待ち人来たりて

 溢れ落ちそうな星が墨を垂らしたような夜空を華やかに飾り立てる。白い星に照らされて、闇から淡く群青に染まる様が忍人は好きだった。夜明けの涼やかな白も、真昼の突き抜ける青も、黄昏の零れ落ちそうな赤も、この国の空はひどく美しいと思っている忍人だが、真夜中の群青だけは群を抜いて美しいと思っていた。冴えた風が頬を切り裂いては流れていく。澄み切った冷たい夜の空気も、彼が夜空を好ましく思う要因のひとつかもしれない。
 夜の涼やかな風が吹き渡る堅庭は、天鳥船において彼の最も好む場所だ。人気の無い、凛と耳鳴りがしそうな程の静謐さも、忍人がこの場所を好む理由の一つだった。人混みを好まない忍人からすれば、小さな船に人が溢れるように乗っているこの天鳥船は落ち着かない場所なのだろうが、夜の堅庭は人もいなく、いつしかここは忍人の居場所になっていた。
 不意にはたはたと忙しい足音が静寂を掻き乱す。遠くから軽い足取りで聞こえてくるその音に忍人は耳を傾ける。基本的に静寂を乱すものは好まないが、この音だけは別格であった。落ち着きの無い、軽い音のそれは持ち主の人柄を表しているようで、忍人はくすりと小さく喉を震わせた。きっともうすぐ鈴を転がしたような声が聞こえる筈だと、忍人は柄にもなく心を踊らせる。
 足音は段々と近付いて来て、忍人から十歩程離れたところでぴたりと止まる。この時点で振り向いて華の顔を捉えるのもいいのだが、敢えて忍人は相手の言葉を待つ。この空気が動かない一瞬の静寂も、忍人の好むところであった。
「忍人さん」
 忍人の予想通り、百もの鈴を鳴らしたとて敵わぬような可憐な音が彼の名前を呼んだ。振り返れば、彼の可愛い主人がころりと瞳を転がして笑う。
 嬉しさを表情いっぱいに表す千尋に、忍人は自らも知らぬうちに目元に笑みを浮かべ、無言のまま一歩脇に避ける。
 それまでの忙しい足とは打って変わって、そろりと、一歩一歩確かめるように足を踏み出し、ゆっくりと歩く千尋は、千尋は忍人が空けた場所に収まって、隣合って星を見上げた。
 互いに言葉など無くとも分かっている、とでも言うようにどちらともなく肩を寄せ合い、群青に染まる空を眺める。その群青の中に、時折風に流された金の房が混じるのが、なにやらこそばゆいような心地がして、忍人はそれもいつしか好ましく思うようになっていた。

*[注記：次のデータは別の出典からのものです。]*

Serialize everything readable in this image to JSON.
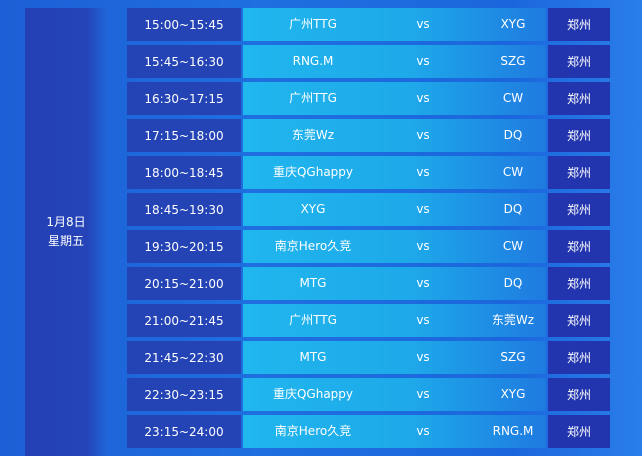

 静謐、足音、肩に触れる愛しい温もり。最早恒例になった時間の全てが忍人には至高の宝のように思えた。
「千尋」
 常ならば忍人から静寂を突き崩すことはしないが、今日は何故だか言葉にしたくなった。動かない静寂を楽しむのも、それに響く千尋の声を聞くのも忍人は好きだったが、今日は何故だか、自分が言葉にして伝えたくなった。冴えた三日月が綺麗な夜だからかもしれない。
「俺は、君とこうしている時がいちばん幸せだ」
 思いもよらぬ忍人の睦言に、千尋は白磁の肌を耳まで染める。普段ならば、こういうことは絶対に言わない忍人だから、そのなんでもないような言葉も、千尋の頬を赤く染め上げるには十分な効力を発揮した。千尋は照れながら「私も」と言う。ちょっと俯いてしまった青い目の、それを縁取る豊かな睫毛の房が伏目を飾って美しい。
 忍人は「そうか」とだけ言って頷き、また堅庭に無音の帳が降りた。二人にとって何より心地好い闇であった。